Becky & Jay Brammer
Steadfast Society supporter, Indiana Board of Trustees member, and long-time co-captain of a leading Walk MS team, Jay Brammer has advice for others looking to change the world for everyone affected by MS: “whether you are most interested in helping people live better lives today or funding research towards a cure, there is no better place to support than the National MS Society.” Heeding his own advice, Jay, and his wife Becky, will be gifting the Society $1 million over the next two years to fund research that will change the lives of those with progressive MS, and all forms of MS, across the world.
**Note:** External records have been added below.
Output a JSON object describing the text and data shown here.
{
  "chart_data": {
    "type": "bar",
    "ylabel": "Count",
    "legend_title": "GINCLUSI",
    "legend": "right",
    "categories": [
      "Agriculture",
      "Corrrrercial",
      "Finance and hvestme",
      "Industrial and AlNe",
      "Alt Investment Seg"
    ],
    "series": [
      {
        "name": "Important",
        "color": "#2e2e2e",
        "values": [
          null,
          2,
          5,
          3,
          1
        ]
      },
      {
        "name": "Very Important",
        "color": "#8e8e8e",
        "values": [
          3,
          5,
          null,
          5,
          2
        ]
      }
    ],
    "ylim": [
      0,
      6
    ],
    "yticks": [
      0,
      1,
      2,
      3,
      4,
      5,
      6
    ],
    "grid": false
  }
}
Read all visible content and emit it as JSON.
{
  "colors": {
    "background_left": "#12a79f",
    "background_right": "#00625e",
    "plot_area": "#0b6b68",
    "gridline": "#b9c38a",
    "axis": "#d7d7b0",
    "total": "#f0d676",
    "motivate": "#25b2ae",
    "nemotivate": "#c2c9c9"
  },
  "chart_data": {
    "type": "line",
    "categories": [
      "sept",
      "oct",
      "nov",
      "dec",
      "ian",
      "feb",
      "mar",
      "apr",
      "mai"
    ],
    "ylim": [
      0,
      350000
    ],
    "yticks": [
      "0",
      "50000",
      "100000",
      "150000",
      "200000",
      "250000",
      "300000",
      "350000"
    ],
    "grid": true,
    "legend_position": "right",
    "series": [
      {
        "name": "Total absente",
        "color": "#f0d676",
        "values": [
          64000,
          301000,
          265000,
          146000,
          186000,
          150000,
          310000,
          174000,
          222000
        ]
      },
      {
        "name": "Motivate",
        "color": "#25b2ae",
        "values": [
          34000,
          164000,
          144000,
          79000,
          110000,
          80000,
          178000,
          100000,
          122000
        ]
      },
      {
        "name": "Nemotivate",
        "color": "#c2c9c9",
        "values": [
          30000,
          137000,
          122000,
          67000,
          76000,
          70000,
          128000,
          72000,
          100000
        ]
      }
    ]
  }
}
For Jay and Becky, this gift to accelerate MS research breakthroughs is deeply personal. They have witnessed what it’s like to live with MS up close through their daughter, who was diagnosed with relapsing-remitting MS in 2014. Though their daughter lives with the challenges of stress, sleep deprivation, heat sensitivity, and occasional blurry vision, she remains upbeat. She finds ways to overcome the challenges of MS, like taking her young child outside in the evening to spend time together when it isn’t as hot. Jay says, “having a family member with MS, you worry about the future for them” and that his gift is motivated by assuring a better future, not only for his daughter, but for the “many brave, wonderful people living with MS” across the country, including those he has met through his many active volunteer roles with the Society.
Jay and his family are thankful for the many advancements and treatments available today for those who live with the relapsing-remitting form of MS but acknowledge that “today we have very few choices for those affected by the most severe form of the disease.” He lauds the Society’s prioritization of progressive MS research and its leadership in this important global effort through its integral role in the International Progressive MS Alliance. He sees the Society and the Alliance’s work as key to the fact that more is being learned about progressive MS today than ever before and that’s why he has supported this effort so generously with this gift. “The nature of progressive MS means we need answers more quickly,” Jay says “and with relapsing MS very often leading to progressive MS we need to double down and find answers for the benefit of all living with MS.”
As a member of the Indiana Board of Trustees, Jay also has a front row seat to the inner workings of the Society and the tireless efforts of its staff and volunteers to drive breakthroughs that change the world for everyone affected by MS. “The Society’s volunteer leaders are the most supportive and active contributors to the organization because they best understand what the Society accomplishes every day for millions of people through its’ programs, research and legislative advocacy,” Jay shares. He says that he and his fellow trustees show their “leadership, support and confidence in the Society” not only through the gift of their time but through their meaningful financial contributions as well.
For Jay, a cure for MS will come not just through one individual gift, albeit a substantial one, but through the collective impact of many. He calls on his fellow trustees and donors to give generously to the Society because it is the collective contributions of many that will help the Society continue to affect millions of lives. “Today the Society makes choices on what to fund,” Jay says. “I believe it makes good, well-vetted decisions … but with more resources the Society would be able to do more. Who knows what area of research is not yet funded but that will prove to unlock the key to ending MS in the future?”